Could this be a bug in the new forcedeth driver ?

Regards

----------

## Deathwing00

I use the same driver (forcedeth) with kernels 2.6.11 r4/r5/r6 and it works perfectly here, dhcp and all that. No problems at all.

----------

## HS

Same problem here after upgrading from gentoo-sources-2.6.9-gentoo-r14 to gentoo-sources-2.6.11-r6.

My mobo is MSI K8N Neo4 Platinum. I'm using amd64 arch.

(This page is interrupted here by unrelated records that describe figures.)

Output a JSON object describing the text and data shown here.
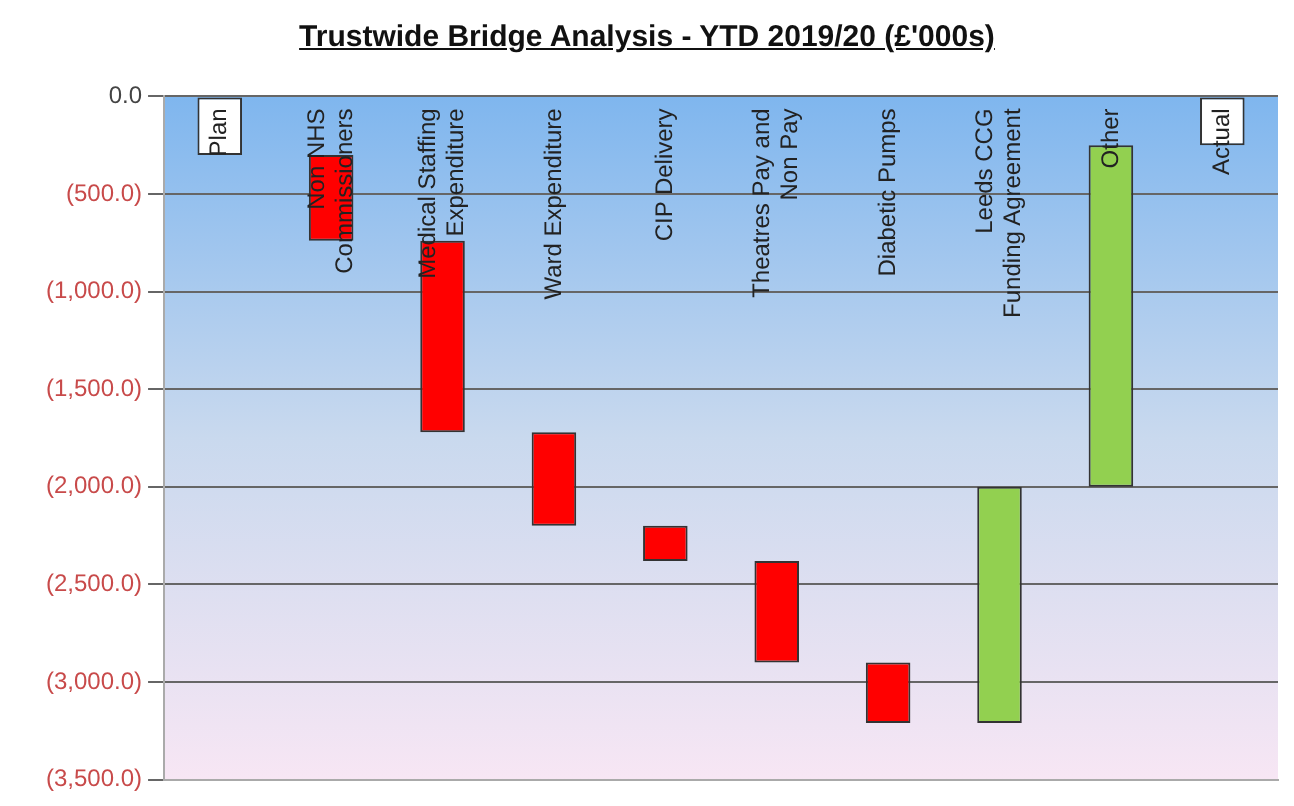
{
  "chart_data": {
    "type": "bar",
    "title": "Trustwide Bridge Analysis  - YTD 2019/20 (£'000s)",
    "categories": [
      "Plan",
      "Non NHS Commissioners",
      "Medical Staffing Expenditure",
      "Ward Expenditure",
      "CIP Delivery",
      "Theatres Pay and Non Pay",
      "Diabetic Pumps",
      "Leeds CCG Funding Agreement",
      "Other",
      "Actual"
    ],
    "values": [
      -300,
      -440,
      -980,
      -480,
      -180,
      -520,
      -310,
      1210,
      1750,
      -250
    ],
    "base": [
      0,
      -300,
      -740,
      -1720,
      -2200,
      -2380,
      -2900,
      -3210,
      -2000,
      0
    ],
    "colors": [
      "#ffffff",
      "#ff0000",
      "#ff0000",
      "#ff0000",
      "#ff0000",
      "#ff0000",
      "#ff0000",
      "#92d050",
      "#92d050",
      "#ffffff"
    ],
    "ylim": [
      -3500,
      0
    ],
    "yticks": [
      {
        "value": 0,
        "label": "0.0"
      },
      {
        "value": -500,
        "label": "(500.0)"
      },
      {
        "value": -1000,
        "label": "(1,000.0)"
      },
      {
        "value": -1500,
        "label": "(1,500.0)"
      },
      {
        "value": -2000,
        "label": "(2,000.0)"
      },
      {
        "value": -2500,
        "label": "(2,500.0)"
      },
      {
        "value": -3000,
        "label": "(3,000.0)"
      },
      {
        "value": -3500,
        "label": "(3,500.0)"
      }
    ],
    "grid": "y",
    "legend": false
  }
}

I've also found these posts with same problem:

https://forums.gentoo.org/viewtopic-t-318214.html

https://forums.gentoo.org/viewtopic-t-310223.html

----------

## Deathwing00

 *HS wrote:*   

> Same problem here after upgrading from gentoo-sources-2.6.9-gentoo-r14 to gentoo-sources-2.6.11-r6.
> 
> My mobo is MSI K8N Neo4 Platinum. I'm using amd64 arch.
> 
> I've also found these posts with same problem:
> ...

 

 *elektrohirn wrote:*   

> Ok, "solved" it. A Google searche helped Smile Seems to be a little HW problem on nForce4, somehow the NIC does not get resetted correctly even if you reboot, so you have to completeley power off to make it work again. I hope a BIOS update will fix this!
> 
> Tom
> 
> 

 

----------

## HS

I'll try to switch back to 2.6.9-gentoo-r14 to be sure that it does not occured with this kernel.

----------

## HS

 *HS wrote:*   

> I'll try to switch back to 2.6.9-gentoo-r14 to be sure that it does not occured with this kernel.

 

No problems with 2.6.9.

----------

## HS

I fill bugreport about this (https://bugs.gentoo.org/show_bug.cgi?id=90069).

----------

## gerpc

I've the mobo GA-K8NXP-SLI. Same problem. I will probe this.

But, anyway, anyone knows if there is a bios update or something like that to make a real solution of the problem???

I'll post an issue in Gigabyte tonight, but I can't post one in nvidia. 

Thanks guys!

----------

## ZiffyWombat

I believe this is a bug in the forcedeth module.

Have you tried nvidias nic driver yet?

http://www.nvidia.com/object/unix.html

Normally it wont build but apply this patch and it will:

https://forums.gentoo.org/viewtopic-t-340879-highlight-nvstoptx.html

----------